Colour-intensity scales¶

In this tutorial we will look at how to use colours in the Sankey diagram. We have already seen how to use a palette, but in this tutorial we will also create a Sankey where the intensity of the colour is proportional to a numerical value.
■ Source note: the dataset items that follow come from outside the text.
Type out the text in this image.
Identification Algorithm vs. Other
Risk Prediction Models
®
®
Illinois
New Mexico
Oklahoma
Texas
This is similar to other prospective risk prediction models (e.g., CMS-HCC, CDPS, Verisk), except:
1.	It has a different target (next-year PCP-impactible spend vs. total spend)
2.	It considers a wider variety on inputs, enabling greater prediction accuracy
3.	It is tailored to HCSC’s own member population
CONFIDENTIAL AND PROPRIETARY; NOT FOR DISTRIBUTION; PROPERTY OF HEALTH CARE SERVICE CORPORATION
First step is to import all the requried packages and data:

In [1]:

import pandas as pd
import numpy as np
from floweaver import *

df1 = pd.read_csv('holiday_data.csv')

Now take a look at the dataset we are using. This is a very insightful [made-up] dataset about how differnt types of people lose weight while on holiday enjoying themselves.

In [2]:

dataset = Dataset(df1)
df1

Out[2]:

	source	target	Calories Burnt	Enjoyment	Employment Job	Activity
0	Activity	Employment Job	2.5	35	Student	Reading
1	Activity	Employment Job	4.5	20	Student	Swimming
2	Activity	Employment Job	8.0	5	Student	Sleeping
3	Activity	Employment Job	1.0	5	Student	Travelling
4	Activity	Employment Job	8.0	30	Student	Working out
5	Activity	Employment Job	1.0	35	Trainee	Reading
6	Activity	Employment Job	3.0	40	Trainee	Travelling
7	Activity	Employment Job	2.0	40	Trainee	Swimming
8	Activity	Employment Job	6.0	5	Trainee	Sleeping
9	Activity	Employment Job	12.0	45	Trainee	Working out
10	Activity	Employment Job	4.5	20	Administrator	Swimming
11	Activity	Employment Job	9.0	10	Administrator	Sleeping
12	Activity	Employment Job	7.5	50	Administrator	Working out
13	Activity	Employment Job	1.5	35	Administrator	Reading
14	Activity	Employment Job	1.5	50	Administrator	Travelling
15	Activity	Employment Job	11.0	55	Manager	Working out
16	Activity	Employment Job	2.0	45	Manager	Reading
17	Activity	Employment Job	7.5	10	Manager	Sleeping
18	Activity	Employment Job	1.5	90	Manager	Travelling
19	Activity	Employment Job	2.0	40	Manager	Swimming
20	Activity	Employment Job	3.0	35	Pensioner	Reading
21	Activity	Employment Job	9.0	15	Pensioner	Swimming
22	Activity	Employment Job	9.0	15	Pensioner	Sleeping
23	Activity	Employment Job	3.0	60	Pensioner	Travelling
24	Activity	Employment Job	0.0	0	Pensioner	Working out

We now define the partitions of the data. Rather than listing the categories by hand, we use np.unique to pick out a list of the unique values that occur in the dataset.

In [3]:

partition_job = Partition.Simple('Employment Job', np.unique(df1['Employment Job']))
partition_activity = Partition.Simple('Activity', np.unique(df1['Activity']))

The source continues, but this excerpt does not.